The 5km (3.1 miles) parkrun costs nothing and anchors my week, a perpetual inspiration for me to run most mornings in preparation before it provides an invigorating start to the weekend.

I’ve not been a lifelong runner, having been given no encouragement at school, where cross-country running was such an ordeal I thought I was borderline asthmatic.

But joining my teenage son on runs round the block during the first Covid lockdown got me into it. He dropped out, which prompted me to team up with a neighbour to give parkrun a try – but with some trepidation since my wife said the jogging hordes ruined her Saturday morning walk.

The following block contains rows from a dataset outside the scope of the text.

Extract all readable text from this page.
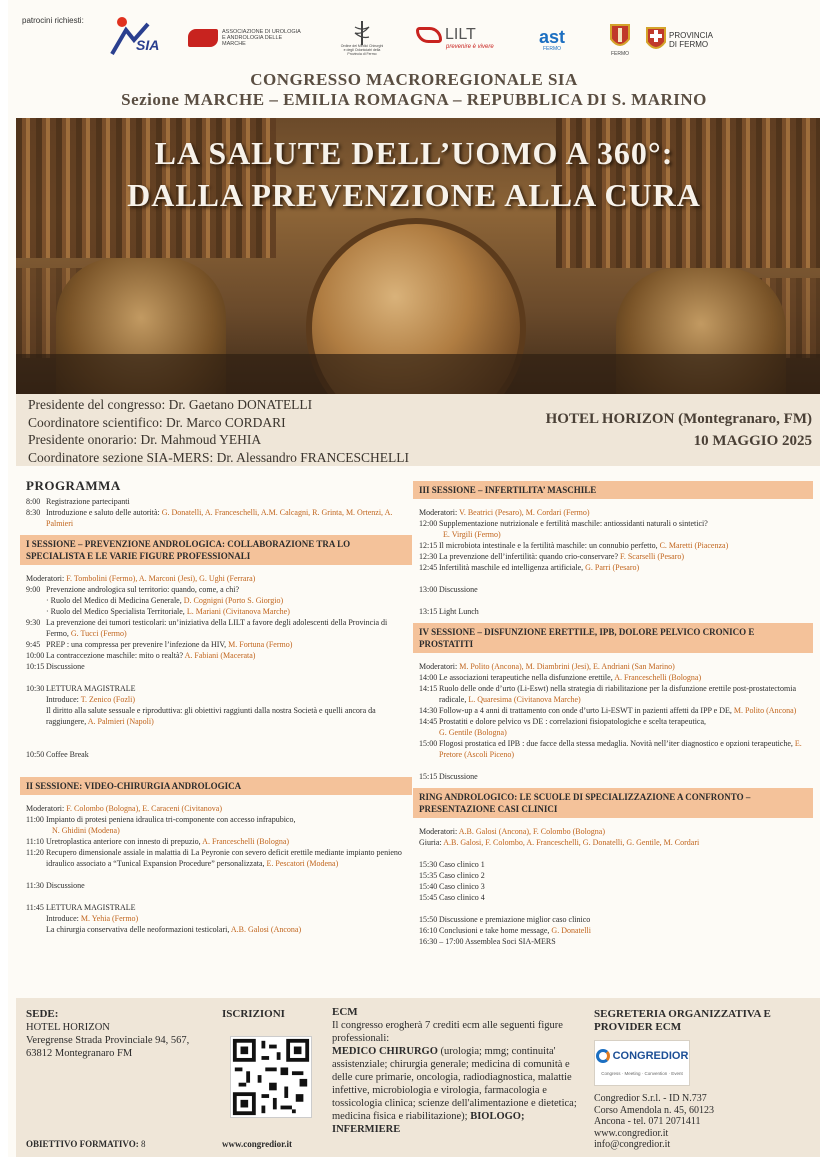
patrocini richiesti:
SIA
ASSOCIAZIONE DI UROLOGIA E ANDROLOGIA DELLE MARCHE	Ordine dei Medici Chirurghi e degli Odontoiatri della Provincia di Fermo
LILT
prevenire è vivere	ast
FERMO
FERMO
PROVINCIA DI FERMO
CONGRESSO MACROREGIONALE SIA
Sezione MARCHE – EMILIA ROMAGNA – REPUBBLICA DI S. MARINO
LA SALUTE DELL’UOMO A 360°:
DALLA PREVENZIONE ALLA CURA
Presidente del congresso: Dr. Gaetano DONATELLI
Coordinatore scientifico: Dr. Marco CORDARI
Presidente onorario: Dr. Mahmoud YEHIA
Coordinatore sezione SIA-MERS: Dr. Alessandro FRANCESCHELLI
HOTEL HORIZON (Montegranaro, FM)
10 MAGGIO 2025
PROGRAMMA
8:00 Registrazione partecipanti
8:30 Introduzione e saluto delle autorità: G. Donatelli, A. Franceschelli, A.M. Calcagni, R. Grinta, M. Ortenzi, A. Palmieri
I SESSIONE – PREVENZIONE ANDROLOGICA: COLLABORAZIONE TRA LO SPECIALISTA E LE VARIE FIGURE PROFESSIONALI
Moderatori: F. Tombolini (Fermo), A. Marconi (Jesi), G. Ughi (Ferrara)
9:00 Prevenzione andrologica sul territorio: quando, come, a chi?
· Ruolo del Medico di Medicina Generale, D. Cognigni (Porto S. Giorgio)
· Ruolo del Medico Specialista Territoriale, L. Mariani (Civitanova Marche)
9:30 La prevenzione dei tumori testicolari: un’iniziativa della LILT a favore degli adolescenti della Provincia di Fermo, G. Tucci (Fermo)
9:45 PREP : una compressa per prevenire l’infezione da HIV, M. Fortuna (Fermo)
10:00 La contraccezione maschile: mito o realtà? A. Fabiani (Macerata)
10:15 Discussione
10:30 LETTURA MAGISTRALE
Introduce: T. Zenico (Fozli)
Il diritto alla salute sessuale e riproduttiva: gli obiettivi raggiunti dalla nostra Società e quelli ancora da raggiungere, A. Palmieri (Napoli)
10:50 Coffee Break
II SESSIONE: VIDEO-CHIRURGIA ANDROLOGICA
Moderatori: F. Colombo (Bologna), E. Caraceni (Civitanova)
11:00 Impianto di protesi peniena idraulica tri-componente con accesso infrapubico,
N. Ghidini (Modena)
11:10 Uretroplastica anteriore con innesto di prepuzio, A. Franceschelli (Bologna)
11:20 Recupero dimensionale assiale in malattia di La Peyronie con severo deficit erettile mediante impianto penieno idraulico associato a “Tunical Expansion Procedure” personalizzata, E. Pescatori (Modena)
11:30 Discussione
11:45 LETTURA MAGISTRALE
Introduce: M. Yehia (Fermo)
La chirurgia conservativa delle neoformazioni testicolari, A.B. Galosi (Ancona)
III SESSIONE – INFERTILITA’ MASCHILE
Moderatori: V. Beatrici (Pesaro), M. Cordari (Fermo)
12:00 Supplementazione nutrizionale e fertilità maschile: antiossidanti naturali o sintetici?
E. Virgili (Fermo)
12:15 Il microbiota intestinale e la fertilità maschile: un connubio perfetto, C. Maretti (Piacenza)
12:30 La prevenzione dell’infertilità: quando crio-conservare? F. Scarselli (Pesaro)
12:45 Infertilità maschile ed intelligenza artificiale, G. Parri (Pesaro)
13:00 Discussione
13:15 Light Lunch
IV SESSIONE – DISFUNZIONE ERETTILE, IPB, DOLORE PELVICO CRONICO E PROSTATITI
Moderatori: M. Polito (Ancona), M. Diambrini (Jesi), E. Andriani (San Marino)
14:00 Le associazioni terapeutiche nella disfunzione erettile, A. Franceschelli (Bologna)
14:15 Ruolo delle onde d’urto (Li-Eswt) nella strategia di riabilitazione per la disfunzione erettile post-prostatectomia radicale, L. Quaresima (Civitanova Marche)
14:30 Follow-up a 4 anni di trattamento con onde d’urto Li-ESWT in pazienti affetti da IPP e DE, M. Polito (Ancona)
14:45 Prostatiti e dolore pelvico vs DE : correlazioni fisiopatologiche e scelta terapeutica,
G. Gentile (Bologna)
15:00 Flogosi prostatica ed IPB : due facce della stessa medaglia. Novità nell’iter diagnostico e opzioni terapeutiche, E. Pretore (Ascoli Piceno)
15:15 Discussione
RING ANDROLOGICO: LE SCUOLE DI SPECIALIZZAZIONE A CONFRONTO – PRESENTAZIONE CASI CLINICI
Moderatori: A.B. Galosi (Ancona), F. Colombo (Bologna)
Giuria: A.B. Galosi, F. Colombo, A. Franceschelli, G. Donatelli, G. Gentile, M. Cordari
15:30 Caso clinico 1
15:35 Caso clinico 2
15:40 Caso clinico 3
15:45 Caso clinico 4
15:50 Discussione e premiazione miglior caso clinico
16:10 Conclusioni e take home message, G. Donatelli
16:30 – 17:00 Assemblea Soci SIA-MERS
SEDE:
HOTEL HORIZON
Veregrense Strada Provinciale 94, 567,
63812 Montegranaro FM
OBIETTIVO FORMATIVO: 8
ISCRIZIONI
www.congredior.it
ECM
Il congresso erogherà 7 crediti ecm alle seguenti figure professionali:
MEDICO CHIRURGO (urologia; mmg; continuita' assistenziale; chirurgia generale; medicina di comunità e delle cure primarie, oncologia, radiodiagnostica, malattie infettive, microbiologia e virologia, farmacologia e tossicologia clinica; scienze dell'alimentazione e dietetica; medicina fisica e riabilitazione); BIOLOGO; INFERMIERE
SEGRETERIA ORGANIZZATIVA E PROVIDER ECM
CONGREDIOR
Congress · Meeting · Convention · Event
Congredior S.r.l. - ID N.737
Corso Amendola n. 45, 60123
Ancona - tel. 071 2071411
www.congredior.it
info@congredior.it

Over the last two years, parkrun has become something of a multi-stage ritual for me, from the anticipation on waking, to working out what shape my body is in as I go out to get the papers, to the walk to the park, never wanting to be too early but with no option to be a moment late.

Then we’re off, and the welcome sensation of initially being carried along by the throng before the runners spread out and it’s a case of finding someone to keep up with to stop yourself flagging. The course is three circuits and there’s mental milestones all the way, like wondering why I’m doing it and whether I’ll keep going despite managing it 70 times before, to pondering whether I have anything left for a sprint to the finish.

Parkrun is also a statistician’s paradise. The easy enrollment process – simply sign up online and print your barcode – unlocks a mine of data about your progress – and how far into the past your last Personal Best (PB) time is receding.

Getting bored of running the same course? There are some 650 parkruns across Britain alone – among 22 countries – and I’ve already clocked up four others while visiting relatives in Hampshire and Yorkshire. The beauty of it is that all are run in exactly the same way, apart from one small detail – they will unfortunately all be hillier than mine. But at least there’s no need to worry about that PB.